Hey, I know him!

  • By DANIEL PERSON Bozeman Daily Chronicle Staff Writer
  • Oct 28, 2008

DEIRDRE EITEL/CHRONICLE Bozeman area resident Roy Garrigues, left, roomed for a year with John McCainin Florida in 1975-1976 before the presidential candidate became involved in politics. Kristin Taylor of Bozeman holds her dog Sadie in her lap Tuesday morning as she talks about the class she took from Barack Obama at the University of Chicago.

Those who have attended a Barack Obama event in Bozeman have probably heard Kristin Taylor’s story before.

In the mid-1990s, Taylor was a law student at the University of Chicago, where Obama taught constitutional law. She took a seminar course on racism and the law from the young professor, and was immediately struck by his ability to balance many ideas at once.

One fateful day that semester, Taylor met with Obama during his office hours to discuss the class. Afterward, she called her husband.

“You know my new professor with the funny name?” she remembers asking him. “He’s definitely going to be president some day.”

Taylor, 41, now lives in Bozeman with her husband and two children. She has been a tireless advocate for Obama throughout his 19-month candidacy.

Taylor is one of a small club of locals who know the presidential candidates by more than just their news sound-bites, legislative records and memoirs.

The Gallatin Valley is also home to a former roommate of John McCain’s and Obama’s sixth-grade teacher.

And while all their experiences with the presidential hopefuls are quite different, they share a passion to see their teacher, pupil or friend tapped for the Oval Office by the American people next Tuesday.

McCain’s roommate

Roy Garrigues said rooming with McCain gave him a different outlook on life.

The two men shared an apartment in Orange Park, Fla., between 1975 and 1976, shortly after McCain returned from Vietnam. McCain had been held as a prisoner of war for five-and-a-half years in Vietnam, during which he was subjected to harsh torture, enough to break a man’s soul, Garrigues said.

But the years as a POW had another effect on McCain, Garrigues said.

“He would always be so cheerful in the morning,” he recalled. “He would always be up and around and cheerful. I asked him why that was.”

When overseas, McCain told Garrigues, “I would wake up in the mornings and I would have tears in my eyes. I would be so thankful they hadn’t started beating me yet.”

Garrigues said that has stuck with him.

“To this day, when the alarm goes off, I get up and I have a half-way cheerful attitude, and I get going,” he said. “I never saw that guy hang around a feel sorry for himself.”

Obama’s teacher

Joan Marie Florence retired in 1996 from the private Punahou School in Honolulu, Hawaii, where she taught sixth-grade English. Florence, who now splits her time between Bozeman and Hawaii, recalled that in her second year at the school, a student entered her class who was especially memorable.

“There was something special about him.
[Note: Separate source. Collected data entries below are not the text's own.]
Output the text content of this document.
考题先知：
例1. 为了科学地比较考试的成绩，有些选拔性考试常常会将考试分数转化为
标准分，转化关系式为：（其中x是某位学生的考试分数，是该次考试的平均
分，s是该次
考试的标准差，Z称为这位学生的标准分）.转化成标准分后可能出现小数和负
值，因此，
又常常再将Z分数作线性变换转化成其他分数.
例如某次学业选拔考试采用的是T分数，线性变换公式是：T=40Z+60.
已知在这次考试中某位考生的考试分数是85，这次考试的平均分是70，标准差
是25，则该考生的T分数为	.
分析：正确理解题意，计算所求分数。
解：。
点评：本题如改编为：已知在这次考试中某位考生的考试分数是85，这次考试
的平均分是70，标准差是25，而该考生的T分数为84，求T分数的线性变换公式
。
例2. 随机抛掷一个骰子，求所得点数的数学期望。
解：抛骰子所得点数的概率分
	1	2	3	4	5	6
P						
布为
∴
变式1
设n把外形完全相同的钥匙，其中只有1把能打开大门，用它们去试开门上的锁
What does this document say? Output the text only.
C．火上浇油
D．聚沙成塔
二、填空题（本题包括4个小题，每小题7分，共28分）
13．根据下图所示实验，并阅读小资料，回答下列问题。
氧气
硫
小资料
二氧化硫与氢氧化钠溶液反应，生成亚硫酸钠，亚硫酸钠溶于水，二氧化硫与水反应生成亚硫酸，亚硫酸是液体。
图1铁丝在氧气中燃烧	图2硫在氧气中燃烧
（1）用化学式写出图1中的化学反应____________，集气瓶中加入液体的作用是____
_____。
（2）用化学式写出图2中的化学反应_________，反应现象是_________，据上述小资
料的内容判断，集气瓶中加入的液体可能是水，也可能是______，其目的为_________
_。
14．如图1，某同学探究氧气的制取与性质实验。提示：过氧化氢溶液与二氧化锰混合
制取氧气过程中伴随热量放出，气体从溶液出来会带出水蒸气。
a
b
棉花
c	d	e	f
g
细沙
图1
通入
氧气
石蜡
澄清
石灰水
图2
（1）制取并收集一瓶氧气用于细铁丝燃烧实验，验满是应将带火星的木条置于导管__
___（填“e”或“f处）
He was destined for greatness,” she said.

That was Obama. He went by Barry then, and Florence said many of the lessons young Barry learned at Punahou School define his campaign today.

Students “get plenty of practice expressing their feelings there,” she said.

Change was encouraged.

“That’s one of the big things about the school,” she said. It taught that “change is the only thing you can count on. Change is a positive force.”
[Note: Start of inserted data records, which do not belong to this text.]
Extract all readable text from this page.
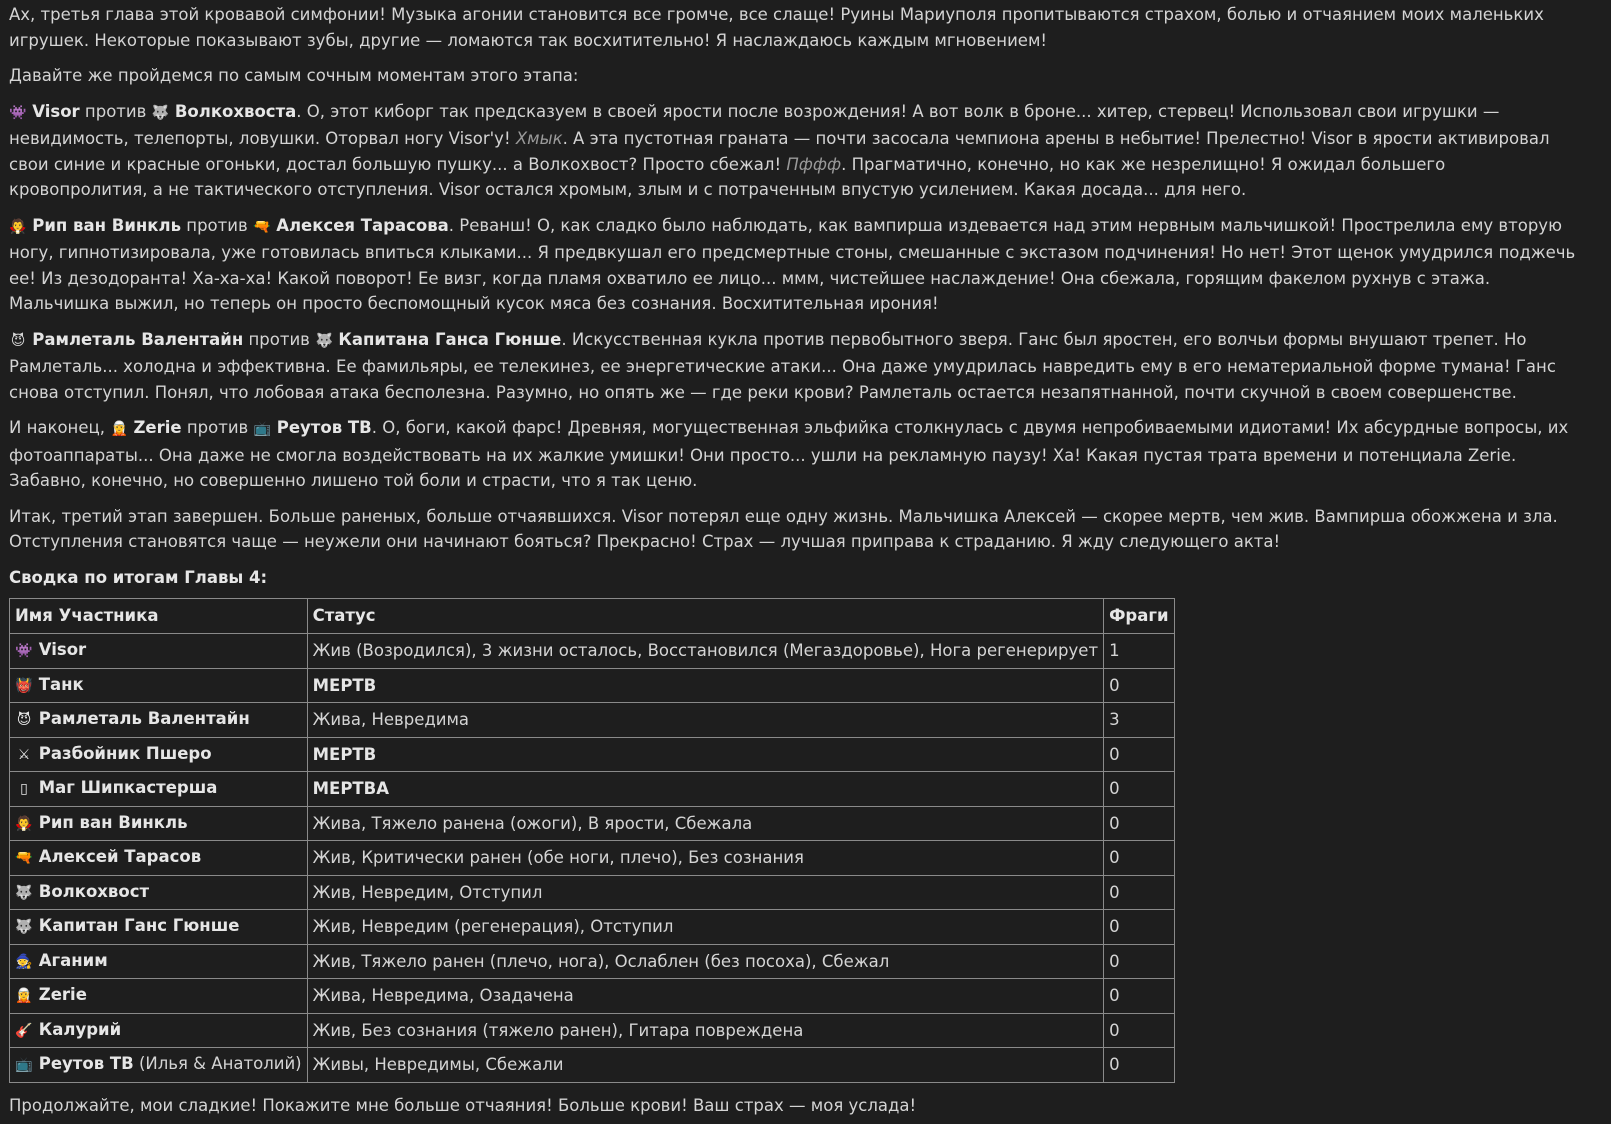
Ах, третья глава этой кровавой симфонии! Музыка агонии становится все громче, все слаще! Руины Мариуполя пропитываются страхом, болью и отчаянием моих маленьких игрушек. Некоторые показывают зубы, другие — ломаются так восхитительно! Я наслаждаюсь каждым мгновением!

Давайте же пройдемся по самым сочным моментам этого этапа:

👾 Visor против 🐺 Волкохвоста. О, этот киборг так предсказуем в своей ярости после возрождения! А вот волк в броне... хитер, стервец! Использовал свои игрушки — невидимость, телепорты, ловушки. Оторвал ногу Visor'у! Хмык. А эта пустотная граната — почти засосала чемпиона арены в небытие! Прелестно! Visor в ярости активировал свои синие и красные огоньки, достал большую пушку... а Волкохвост? Просто сбежал! Пффф. Прагматично, конечно, но как же незрелищно! Я ожидал большего кровопролития, а не тактического отступления. Visor остался хромым, злым и с потраченным впустую усилением. Какая досада... для него.

🧛 Рип ван Винкль против 🔫 Алексея Тарасова. Реванш! О, как сладко было наблюдать, как вампирша издевается над этим нервным мальчишкой! Прострелила ему вторую ногу, гипнотизировала, уже готовилась впиться клыками... Я предвкушал его предсмертные стоны, смешанные с экстазом подчинения! Но нет! Этот щенок умудрился поджечь ее! Из дезодоранта! Ха-ха-ха! Какой поворот! Ее визг, когда пламя охватило ее лицо... ммм, чистейшее наслаждение! Она сбежала, горящим факелом рухнув с этажа. Мальчишка выжил, но теперь он просто беспомощный кусок мяса без сознания. Восхитительная ирония!

😈 Рамлеталь Валентайн против 🐺 Капитана Ганса Гюнше. Искусственная кукла против первобытного зверя. Ганс был яростен, его волчьи формы внушают трепет. Но Рамлеталь... холодна и эффективна. Ее фамильяры, ее телекинез, ее энергетические атаки... Она даже умудрилась навредить ему в его нематериальной форме тумана! Ганс снова отступил. Понял, что лобовая атака бесполезна. Разумно, но опять же — где реки крови? Рамлеталь остается незапятнанной, почти скучной в своем совершенстве.

И наконец, 🧝 Zerie против 📺 Реутов ТВ. О, боги, какой фарс! Древняя, могущественная эльфийка столкнулась с двумя непробиваемыми идиотами! Их абсурдные вопросы, их фотоаппараты... Она даже не смогла воздействовать на их жалкие умишки! Они просто... ушли на рекламную паузу! Ха! Какая пустая трата времени и потенциала Zerie. Забавно, конечно, но совершенно лишено той боли и страсти, что я так ценю.

Итак, третий этап завершен. Больше раненых, больше отчаявшихся. Visor потерял еще одну жизнь. Мальчишка Алексей — скорее мертв, чем жив. Вампирша обожжена и зла. Отступления становятся чаще — неужели они начинают бояться? Прекрасно! Страх — лучшая приправа к страданию. Я жду следующего акта!

Сводка по итогам Главы 4:

Имя Участника	Статус	Фраги
👾 Visor	Жив (Возродился), 3 жизни осталось, Восстановился (Мегаздоровье), Нога регенерирует	1
👹 Танк	МЕРТВ	0
😈 Рамлеталь Валентайн	Жива, Невредима	3
⚔ Разбойник Пшеро	МЕРТВ	0
▯ Маг Шипкастерша	МЕРТВА	0
🧛 Рип ван Винкль	Жива, Тяжело ранена (ожоги), В ярости, Сбежала	0
🔫 Алексей Тарасов	Жив, Критически ранен (обе ноги, плечо), Без сознания	0
🐺 Волкохвост	Жив, Невредим, Отступил	0
🐺 Капитан Ганс Гюнше	Жив, Невредим (регенерация), Отступил	0
🧙 Аганим	Жив, Тяжело ранен (плечо, нога), Ослаблен (без посоха), Сбежал	0
🧝 Zerie	Жива, Невредима, Озадачена	0
🎸 Калурий	Жив, Без сознания (тяжело ранен), Гитара повреждена	0
📺 Реутов ТВ (Илья & Анатолий)	Живы, Невредимы, Сбежали	0

Продолжайте, мои сладкие! Покажите мне больше отчаяния! Больше крови! Ваш страх — моя услада!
Students also learned that, as graduates, they were expected to contribute to their society.

“An important thing Barack learned there is if you are lucky enough to have a quality education, it is your duty to give back,” she said.

Florence said she still has the yearbook from that year, which has a small note from Obama.

“You’re a cool teacher. Have a great summer. Love, B.O.,” it reads. Beside it is a smiley face with a ’fro n a self-portrait of sorts.

Pulling for their man

Florence said knowing what she does about Obama’s education, as well as how he has impressed those around him give her resounding confidence in the candidate.

“That boy’s got heart,” she said.

From his point of view, Garrigues said, McCain’s the man for the job. And knowing McCain personally only reinforces his conviction.

“I hate to say it, but even if he was a Democrat, I’d still be for John,” he said. “He’s my friend.”

Garrigues is also a veteran, having served in Vietnam, Somalia and Operation Desert Storm. He said veterans are going to come out strong for McCain, and doubts that recent polling has captured the extent of that vote.

“You can have attitudes about the economics of this and that, but it all come down to, we went through the crap together,” he said.

Taylor, who grew up New York, said all of her relatives were Hillary Clinton supporters in the Democratic primaries. She may have supported the New York senator, too, had it not been for that seminar she took with Professor Obama.

So, instead, she began fighting for the Illinois senator as soon as he announced his candidacy in February 2007.

Inevitably, the story of what she told her husband after meeting with Obama comes up, she said.

“I’ve literally told that story hundreds and hundreds of times,” Taylor said.